ケロケロみん

妻は告白するのケロケロみんのレビュー・感想・評価

妻は告白する(1961年製作の映画)
4.5
大学教授滝川とその妻彩子と出入りの製薬会社の若い社員幸田が山で遭難した。1番上の幸田は必死にザイルをたぐる。しかし彩子はザイルを切り滝川は転落死した。滝川の死は故意の殺人か、やむを得ない「緊急避難」に当たるのか?

誰かを見捨てて自分が助かるのは卑劣。夫婦なら例え助からなくても最後まで2人で頑張るべき。分不相応な額の保険金目当て?幸田に恋するあまり邪魔な夫を殺したのか?非難ごうごうの中裁判が始まる。

増村監督は若尾文子をいじめるのがうますぎるし若尾文子はいじめられるのが似合いすぎる。後頭部の薄い、加齢臭漂う汗まみれの中年男がのしかかってきたところは本気で気持ち悪かった。ガマガエルと結婚させられそうになる親指姫のよう。

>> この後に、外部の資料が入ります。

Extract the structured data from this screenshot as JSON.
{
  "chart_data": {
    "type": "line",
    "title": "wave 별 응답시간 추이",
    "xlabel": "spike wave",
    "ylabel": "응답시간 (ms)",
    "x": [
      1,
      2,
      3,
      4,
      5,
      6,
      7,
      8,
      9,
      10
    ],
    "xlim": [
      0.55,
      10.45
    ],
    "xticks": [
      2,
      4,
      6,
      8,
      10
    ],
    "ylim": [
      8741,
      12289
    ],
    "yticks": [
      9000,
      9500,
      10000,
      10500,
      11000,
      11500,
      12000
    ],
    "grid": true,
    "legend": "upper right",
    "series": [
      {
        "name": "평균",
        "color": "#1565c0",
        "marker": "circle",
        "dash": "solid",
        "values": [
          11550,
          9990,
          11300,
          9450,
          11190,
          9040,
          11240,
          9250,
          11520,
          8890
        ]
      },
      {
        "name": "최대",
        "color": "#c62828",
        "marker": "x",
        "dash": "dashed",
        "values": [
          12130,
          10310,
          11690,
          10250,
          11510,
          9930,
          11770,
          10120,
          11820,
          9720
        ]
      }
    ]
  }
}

夫の差し向けた女中も陰気で下品で嫌な目つきで若尾文子を舐め回すように見る。

一番嫌らしいいじめ方は裁判での事故再現シーン。縄で胸のすぐ下あたりを縛られうつむく若尾文子。時折状況説明のため検察が縄を引っぱる。すると彩子がピクッとする。思わず手を叩きもっといじめろ!と言いたくなる。

転がり落ちるようにエピソードが加速するラスト。終始手を抜かず嬲り続け白くつるりとした首がナヨナヨとしなる。女の私でも鼻血出そうです。